Tricycle is also making available for free a three-part video Dharma Talk series that offers guidance for facing our fears, including our fear of death, and caring for ourselves and others.
All of these free online resources remind us of what’s possible as holistic centers around the world continue to connect with their communities during these stressful and challenging times.
Carolyn Gregoire, Tricycle’s newsletter editor and coauthor of Wired to Create: Unraveling the Mysteries of the Creative Mind, said that we’re seeing a range of responses to stress surrounding the pandemic, such as “fight or flight,” which can lead to antisocial behavior and panic-buying.
“But there’s another response, too: a ‘tend and befriend’ response, which is thought to be more hard-wired in women, but can be exhibited in either sex. This leads us to nurture and care for others and to act altruistically, with the good of others and the collective in mind,” Gregoire said.
Now isn’t the time to take on big projects, according to Gregoire—instead try to pause and give yourself permission to move at a slower pace. Once the discomfort of being rather than doing wears off, she said, “the inner wellsprings of imagination, inspiration, and wisdom naturally spring forth from the deeper parts of our being.”

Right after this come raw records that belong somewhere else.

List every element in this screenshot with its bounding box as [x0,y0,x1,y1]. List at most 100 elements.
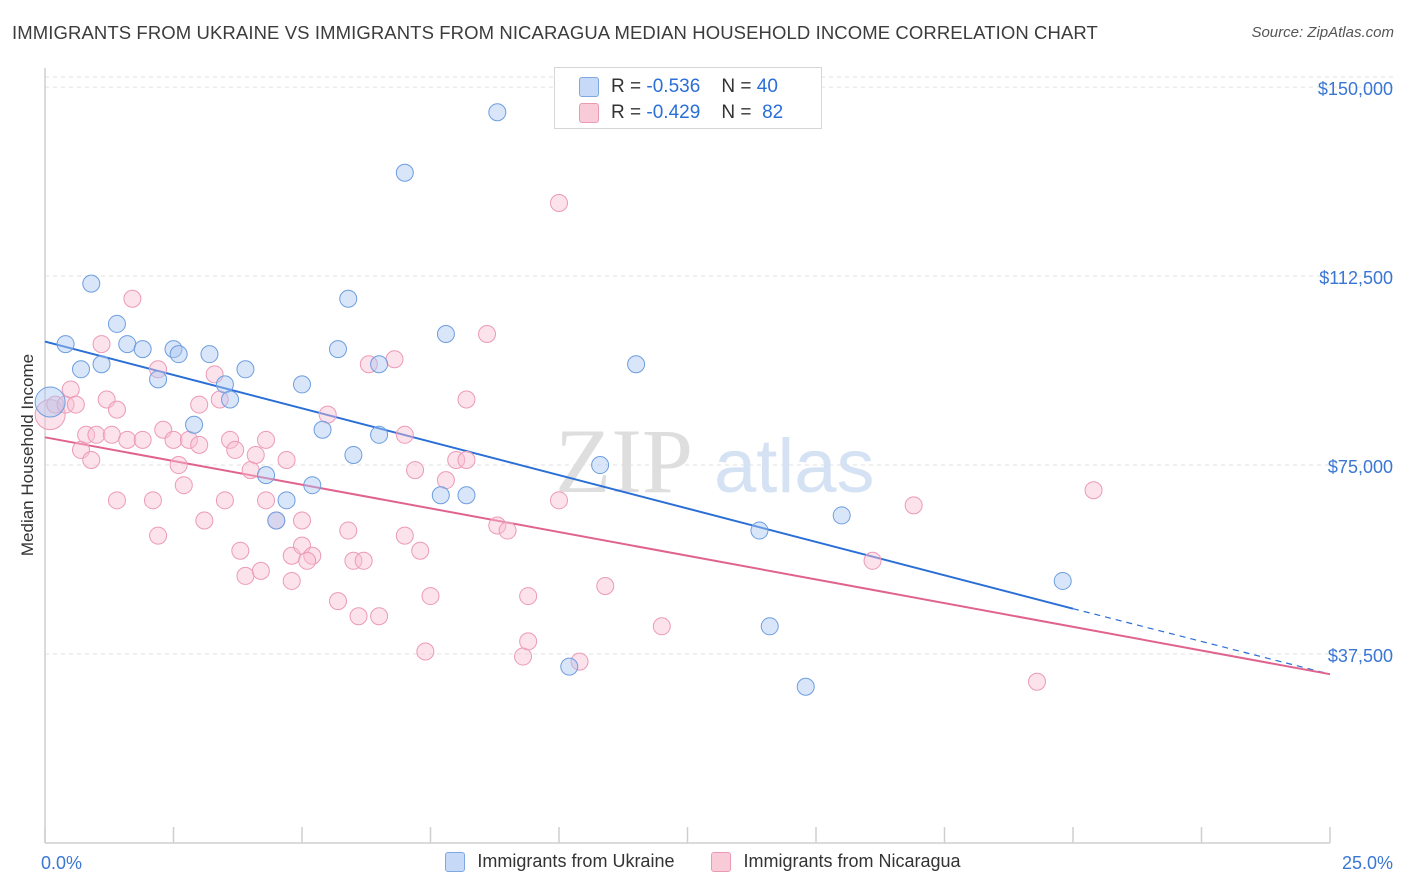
nicaragua-point [519,587,538,606]
nicaragua-point [863,551,882,570]
ukraine-point [796,677,815,696]
nicaragua-point [519,632,538,651]
axes [44,68,1331,844]
nicaragua-point [354,551,373,570]
nicaragua-point [447,451,466,469]
nicaragua-point [478,325,497,344]
ukraine-point [257,466,276,485]
ukraine-point [164,340,183,359]
nicaragua-point [92,335,111,354]
nicaragua-point [282,571,301,590]
nicaragua-point [133,430,152,449]
legend-label-ukraine: Immigrants from Ukraine [477,851,675,871]
nicaragua-point [149,526,168,545]
stats-row-ukraine: R = -0.536 N = 40 [579,75,778,99]
nicaragua-point [123,289,142,308]
ukraine-point [457,486,476,505]
nicaragua-point [87,425,106,444]
trend-lines [44,340,1331,676]
ukraine-point [488,103,507,122]
y-tick-label: $37,500 [1328,646,1393,666]
ukraine-point [169,345,188,364]
nicaragua-point [436,471,455,490]
nicaragua-point [236,566,255,585]
nicaragua-point [226,440,245,459]
ukraine-point [215,375,234,394]
ukraine-point [92,355,111,374]
nicaragua-point [82,451,101,469]
nicaragua-trend-line [44,436,1331,676]
ukraine-point [560,657,579,676]
nicaragua-point [251,561,270,580]
nicaragua-point [257,430,276,449]
nicaragua-point [385,350,404,369]
nicaragua-point [303,546,322,565]
nicaragua-point [421,587,440,606]
nicaragua-point [221,430,240,449]
nicaragua-r-value: -0.429 [646,102,701,123]
nicaragua-point [457,390,476,409]
nicaragua-point [61,380,80,399]
ukraine-point [370,425,389,444]
tick-labels: $37,500 $75,000 $112,500 $150,000 0.0% 25.0% [41,79,1393,873]
nicaragua-point [570,652,589,671]
ukraine-point [267,511,286,530]
ukraine-point [236,360,255,379]
legend-label-nicaragua: Immigrants from Nicaragua [743,851,961,871]
ukraine-swatch [579,77,599,97]
nicaragua-point [904,496,923,515]
nicaragua-point [149,360,168,379]
legend-item-nicaragua[interactable]: Immigrants from Nicaragua [711,851,961,872]
ukraine-point [303,476,322,495]
watermark: ZIP atlas [555,410,875,512]
source-credit: Source: ZipAtlas.com [1251,24,1394,41]
nicaragua-point [46,395,65,414]
stats-legend: R = -0.536 N = 40 R = -0.429 N = 82 [554,67,822,129]
nicaragua-point [318,405,337,424]
nicaragua-point [118,430,137,449]
nicaragua-point [416,642,435,661]
ukraine-point [133,340,152,359]
bottom-legend: Immigrants from Ukraine Immigrants from … [0,851,1406,877]
stats-row-nicaragua: R = -0.429 N = 82 [579,101,783,125]
nicaragua-point [143,491,162,510]
ukraine-point [313,420,332,439]
x-tick-label-min: 0.0% [41,853,82,873]
nicaragua-point [102,425,121,444]
nicaragua-point [411,541,430,560]
ukraine-point [1053,571,1072,590]
nicaragua-point [190,395,209,414]
ukraine-trend-extension [1072,608,1331,675]
nicaragua-point [550,491,568,510]
ukraine-point [56,335,75,354]
nicaragua-point [596,576,615,595]
ukraine-point [370,355,389,374]
nicaragua-point [1084,481,1103,500]
nicaragua-point [1028,672,1047,691]
nicaragua-point [77,425,96,444]
ukraine-point [328,340,347,359]
ukraine-r-label: R = [611,76,642,97]
nicaragua-point [174,476,193,495]
ukraine-point [591,456,610,475]
ukraine-n-value: 40 [756,76,778,97]
ukraine-point [627,355,646,374]
nicaragua-point [293,511,311,530]
ukraine-point [436,325,455,344]
ukraine-point [71,360,90,379]
nicaragua-point [164,430,183,449]
nicaragua-point [550,193,568,212]
ukraine-point [149,370,168,389]
watermark-atlas: atlas [714,424,875,509]
ukraine-point [395,163,414,182]
ukraine-point [431,486,450,505]
y-tick-label: $150,000 [1318,79,1393,99]
nicaragua-point [107,400,126,419]
y-axis-label: Median Household Income [18,353,37,557]
nicaragua-point [498,521,517,540]
ukraine-point [107,314,126,333]
nicaragua-point [514,647,533,666]
legend-item-ukraine[interactable]: Immigrants from Ukraine [445,851,674,872]
y-tick-label: $75,000 [1328,457,1393,477]
data-points [34,103,1103,696]
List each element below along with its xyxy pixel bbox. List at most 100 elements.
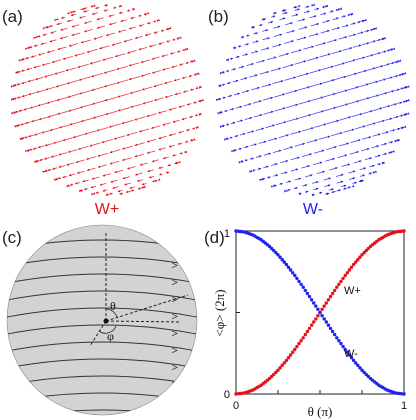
field-arrowhead [366,29,370,33]
w-plus-point [286,356,291,360]
w-minus-point [312,301,316,305]
field-arrowhead [370,110,373,113]
field-arrowhead [82,8,85,11]
field-arrowhead [290,64,294,67]
field-arrowhead [29,148,32,151]
field-arrowhead [163,156,166,160]
field-arrowhead [84,30,87,33]
field-arrowhead [90,186,94,189]
field-arrowhead [217,97,221,101]
field-arrowhead [239,147,242,151]
w-plus-point [288,353,293,357]
field-arrowhead [352,177,355,180]
field-arrowhead [26,67,29,71]
field-arrowhead [102,189,106,192]
field-arrowhead [353,59,356,62]
field-arrowhead [71,25,75,28]
field-arrowhead [382,37,386,40]
field-arrowhead [35,77,38,81]
field-arrowhead [189,115,192,118]
field-arrowhead [384,92,388,95]
field-arrowhead [307,165,310,168]
w-plus-point [333,288,337,293]
field-arrowhead [186,103,190,106]
field-arrowhead [42,27,46,30]
field-arrowhead [199,112,202,116]
latitude-arc [7,273,197,285]
w-plus-point [337,282,341,286]
field-arrowhead [296,117,299,120]
field-arrowhead [21,69,24,72]
field-arrowhead [158,166,161,169]
field-arrowhead [74,54,77,57]
field-arrowhead [304,26,308,29]
field-arrowhead [49,24,52,28]
w-minus-point [282,260,286,264]
field-arrowhead [127,51,130,54]
field-arrowhead [55,85,59,88]
field-arrowhead [371,54,374,57]
w-plus-point [272,372,276,377]
field-arrowhead [354,181,357,185]
field-arrowhead [18,59,22,62]
w-plus-point [345,271,349,275]
field-arrowhead [190,88,193,91]
field-arrowhead [169,133,172,137]
w-minus-point [318,310,322,315]
w-plus-point [278,366,282,370]
field-arrowhead [342,62,345,65]
field-arrowhead [142,183,145,186]
field-arrowhead [349,47,353,50]
field-arrowhead [17,70,21,73]
w-plus-point [322,304,326,308]
w-plus-point [324,301,328,305]
field-arrowhead [358,21,361,24]
field-arrowhead [22,94,25,98]
field-arrowhead [378,133,381,136]
vector-field-sphere-w-plus [10,4,204,197]
field-arrowhead [304,184,308,187]
field-arrowhead [401,73,404,76]
field-arrowhead [44,157,47,160]
field-arrowhead [268,176,271,179]
field-arrowhead [307,86,310,89]
field-arrowhead [67,150,71,153]
field-arrowhead [59,126,62,129]
field-arrowhead [91,177,95,180]
field-arrowhead [327,184,331,187]
field-arrowhead [399,101,403,104]
field-arrowhead [401,87,404,90]
field-arrowhead [262,59,265,63]
field-arrowhead [403,113,407,117]
field-arrowhead [52,167,55,170]
field-arrowhead [61,16,64,19]
field-arrowhead [96,129,99,132]
field-arrowhead [18,109,22,112]
field-arrowhead [330,65,334,69]
field-arrowhead [25,56,28,60]
field-arrowhead [103,9,107,12]
field-arrowhead [120,19,124,22]
y-axis-label: <φ> (2π) [212,289,227,336]
field-arrowhead [298,130,302,134]
field-arrowhead [171,65,174,68]
field-arrowhead [166,40,169,43]
field-arrowhead [270,96,273,100]
w-plus-point [356,258,360,262]
field-arrowhead [387,49,391,52]
field-arrowhead [337,27,340,30]
field-arrowhead [178,160,181,164]
field-arrowhead [358,44,362,47]
w-plus-point [347,268,352,272]
panel-b-label: (b) [208,7,229,26]
field-arrowhead [279,33,282,36]
field-arrowhead [124,183,127,186]
field-arrowhead [119,192,122,195]
field-arrowhead [344,36,348,39]
field-arrowhead [183,90,186,93]
field-arrowhead [367,147,370,151]
field-arrowhead [273,11,277,14]
field-arrowhead [340,180,344,184]
w-plus-point [360,253,364,257]
field-arrowhead [226,58,230,61]
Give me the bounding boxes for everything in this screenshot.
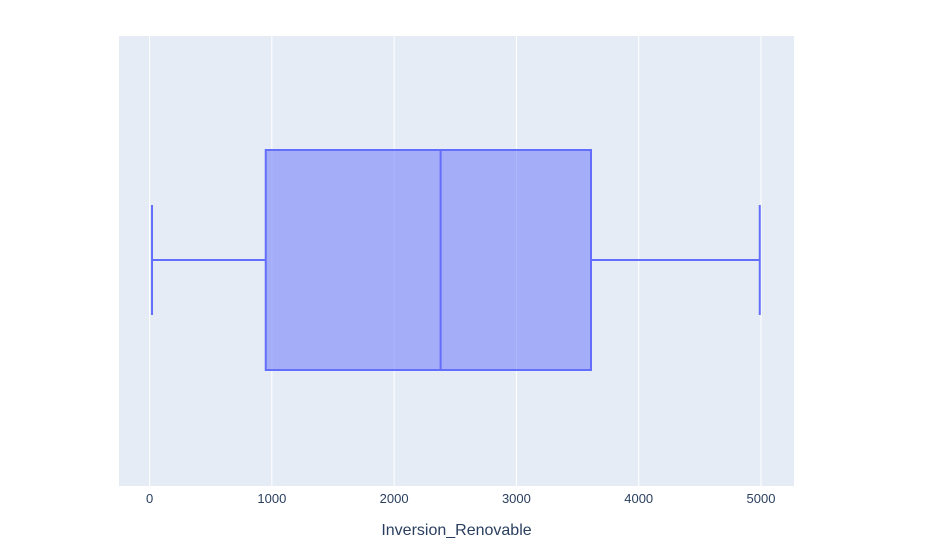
x-tick-label: 5000 bbox=[747, 491, 776, 506]
box-trace[interactable] bbox=[151, 149, 761, 371]
iqr-box bbox=[264, 149, 593, 371]
x-axis-title: Inversion_Renovable bbox=[381, 522, 531, 539]
x-tick-label: 0 bbox=[146, 491, 153, 506]
x-tick-label: 3000 bbox=[502, 491, 531, 506]
x-tick-label: 1000 bbox=[257, 491, 286, 506]
x-tick-label: 2000 bbox=[380, 491, 409, 506]
x-tick-labels: 0 1000 2000 3000 4000 5000 bbox=[146, 491, 775, 506]
x-tick-label: 4000 bbox=[624, 491, 653, 506]
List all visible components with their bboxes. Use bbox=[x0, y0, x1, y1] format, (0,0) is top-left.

Gregoire also suggested working with “creative constraints,” saying that when we have less available, we are “forced to be much more creative.” A few ideas: cook with whatever is in your cupboards, learn how to play guitar through YouTube tutorials, or with the help of paid lessons such as these on MusicOomph.com, or learn a new skill for an hour each day. Each of us is being called to be creative in our own way.
Lauren Krauze, a writing professor and Tricycle contributor who lives in New York City, launched Read to Me earlier this month in direct response to the pandemic. Krauze said that during a difficult time in 2016, she had asked her close friends to send audio recordings of themselves reading a text they found meaningful.
“I got about two dozen recordings—book chapters, poems, articles, essays, and even recipes. When I found myself awake in the middle of the night, I would listen to these recordings and feel comforted. I still have the recordings today and listen to them regularly,” Krauze said.
These audio recordings inspired Krauze to launch Read to Me in mid-March. Those who sign up for this “one-to-one read aloud program” will receive a short audio recording of Krauze or another volunteer reading a short text and explaining what it means to them.
“I have always found that reading—and being read to—can be very soothing” and like a form of meditation, Krauze said.
“The Buddhist teaching I discover anew with every Read to Me exchange is just how profoundly interconnected we are, how much we have in common despite geographical barriers and cultural differences,” Krauze said. This program has also reminded me how interconnectedness can foster comfort and ease suffering in deeply uncertain times.